Aimee Copeland is improving, and a fundraiser in her honor planned for Saturday has already raised more than $10,000.
Doctors Hospital announced Monday that Copeland’s condition has improved from serious to good, meaning her “vital signs are stable and within normal limits, (the) patient is conscious and comfortable,” Doctors spokeswoman Barclay Bishop said in an e-mail. “Indicators are excellent.”
Copeland has been at the Joseph M. Still Burn Center since early May because of a devastating infection called necrotizing fasciitis, which forced surgeons to remove her left leg, right foot and both hands. In a blog on a Web site devoted to Copeland, her father, Andy, wrote that her pain has diminished from eight areas of her body a week ago to just one area in her abdomen, the donor site for a muscle flap.
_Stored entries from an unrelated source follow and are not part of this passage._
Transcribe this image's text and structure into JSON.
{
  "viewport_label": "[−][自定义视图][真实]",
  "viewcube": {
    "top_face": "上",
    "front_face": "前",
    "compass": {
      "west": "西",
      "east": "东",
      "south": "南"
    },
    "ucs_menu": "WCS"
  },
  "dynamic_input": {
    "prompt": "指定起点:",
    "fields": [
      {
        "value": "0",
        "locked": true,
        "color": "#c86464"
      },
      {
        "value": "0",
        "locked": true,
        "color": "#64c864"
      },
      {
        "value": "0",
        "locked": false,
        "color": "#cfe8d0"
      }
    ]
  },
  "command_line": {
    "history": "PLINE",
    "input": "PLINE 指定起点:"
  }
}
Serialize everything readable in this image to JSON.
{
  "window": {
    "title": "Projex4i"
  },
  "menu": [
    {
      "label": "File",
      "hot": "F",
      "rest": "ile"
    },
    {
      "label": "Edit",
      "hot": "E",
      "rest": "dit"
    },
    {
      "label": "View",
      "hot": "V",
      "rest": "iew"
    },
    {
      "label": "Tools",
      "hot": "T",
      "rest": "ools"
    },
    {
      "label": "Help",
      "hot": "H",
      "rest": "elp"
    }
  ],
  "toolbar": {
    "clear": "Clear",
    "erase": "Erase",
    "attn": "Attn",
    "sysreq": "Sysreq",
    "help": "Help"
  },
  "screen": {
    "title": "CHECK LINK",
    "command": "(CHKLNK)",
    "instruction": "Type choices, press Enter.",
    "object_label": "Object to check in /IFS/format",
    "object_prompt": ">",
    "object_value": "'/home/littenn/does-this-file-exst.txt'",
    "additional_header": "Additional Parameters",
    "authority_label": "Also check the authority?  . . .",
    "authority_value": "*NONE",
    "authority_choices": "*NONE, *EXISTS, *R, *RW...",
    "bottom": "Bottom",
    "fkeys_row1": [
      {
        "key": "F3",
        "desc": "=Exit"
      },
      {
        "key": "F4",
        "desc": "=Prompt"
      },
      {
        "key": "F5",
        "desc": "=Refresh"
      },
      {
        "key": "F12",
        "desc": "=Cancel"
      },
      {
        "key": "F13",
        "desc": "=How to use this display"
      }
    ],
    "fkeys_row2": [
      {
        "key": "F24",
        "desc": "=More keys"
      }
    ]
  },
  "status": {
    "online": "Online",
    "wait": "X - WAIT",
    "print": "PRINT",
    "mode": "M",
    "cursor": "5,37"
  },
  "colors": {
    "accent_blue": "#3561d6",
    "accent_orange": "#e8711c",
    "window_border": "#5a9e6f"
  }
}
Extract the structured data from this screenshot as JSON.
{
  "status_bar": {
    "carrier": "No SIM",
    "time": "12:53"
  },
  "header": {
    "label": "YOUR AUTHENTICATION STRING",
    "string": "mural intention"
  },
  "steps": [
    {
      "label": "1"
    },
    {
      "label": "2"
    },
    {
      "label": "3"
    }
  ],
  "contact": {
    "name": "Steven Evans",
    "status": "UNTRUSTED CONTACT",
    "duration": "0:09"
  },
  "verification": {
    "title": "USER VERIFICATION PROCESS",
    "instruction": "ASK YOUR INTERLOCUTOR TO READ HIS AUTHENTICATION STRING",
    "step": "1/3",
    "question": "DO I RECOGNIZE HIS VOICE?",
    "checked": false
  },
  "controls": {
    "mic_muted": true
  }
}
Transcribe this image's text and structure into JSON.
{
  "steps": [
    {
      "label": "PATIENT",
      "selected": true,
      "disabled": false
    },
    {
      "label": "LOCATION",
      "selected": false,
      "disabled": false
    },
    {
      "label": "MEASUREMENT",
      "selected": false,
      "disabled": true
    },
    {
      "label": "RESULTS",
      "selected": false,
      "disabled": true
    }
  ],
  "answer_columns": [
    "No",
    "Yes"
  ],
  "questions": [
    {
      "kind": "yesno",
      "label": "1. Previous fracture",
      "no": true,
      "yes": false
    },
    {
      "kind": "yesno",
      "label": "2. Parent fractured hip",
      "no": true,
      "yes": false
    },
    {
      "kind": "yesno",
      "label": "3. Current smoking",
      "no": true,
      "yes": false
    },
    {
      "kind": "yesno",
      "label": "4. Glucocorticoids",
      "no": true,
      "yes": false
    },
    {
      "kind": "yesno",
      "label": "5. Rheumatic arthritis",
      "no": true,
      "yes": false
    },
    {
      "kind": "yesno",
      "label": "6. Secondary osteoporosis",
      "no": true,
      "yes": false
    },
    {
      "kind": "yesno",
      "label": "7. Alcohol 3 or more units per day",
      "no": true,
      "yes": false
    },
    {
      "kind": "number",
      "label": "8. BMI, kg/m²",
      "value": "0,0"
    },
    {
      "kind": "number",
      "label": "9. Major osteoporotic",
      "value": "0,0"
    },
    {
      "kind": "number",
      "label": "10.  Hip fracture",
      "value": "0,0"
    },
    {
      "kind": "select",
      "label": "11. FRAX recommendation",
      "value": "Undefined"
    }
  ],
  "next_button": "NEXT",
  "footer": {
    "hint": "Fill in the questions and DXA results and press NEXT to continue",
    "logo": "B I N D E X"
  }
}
Her other grafts are healing well, Andy Copeland wrote.
“Her progress from where she was a week ago is as night is to day,” he wrote.
For the first time in 49 days, Copeland was helped into a wheelchair Sunday and her father pushed her around outside the hospital for an hour, with her mother following with water.
“All three of us talked while we rolled along and eventually we came to rest near a grove of pine trees,” Andy Copeland wrote. “The smile on Aimee’s face said that this was the best therapy that she has had in weeks. Not one thought of the pain in her abdomen, not the slightest concern over her time away from the ICU. Fresh scenery and close proximity to nature was all she needed. Nature therapy – the basis of Aimee’s master’s thesis” in psychology.
A fundraiser to help the family with expenses is also going very well, an organizer said. The Run for Aimee 5K Run/Walk planned for 8 a.m. Saturday at the Savannah Rapids Pavilion, has already reached its limit of 500 registrations ahead of deadline, said Lisa Hall, one of the organizers. Another organizer, Kerri Hodnick, had reached out to the Copelands last month to offer them a place to stay while Aimee recuperates at the burn center. Andy Copeland responded and the idea of a fundraiser grew from there, Hall said.
“God gave me the idea to do a 5K,” she said, as way of helping the family with medical bills, such as purchasing a prosthetic leg. Businesses have responded with offers of gift certificates and other prizes so a silent auction was added, she said. The $25 race registrations have raised more than $10,000 and the silent auction will only add to that total, she said.
“It’s been overwhelming, the great response,” Hall said. “So many people want to help and pitch in. Just really showing their compassion for this girl and for the cause.”
While walk-ups will not be able to join the race Saturday, they can still participate in the silent auction and help that way, she said.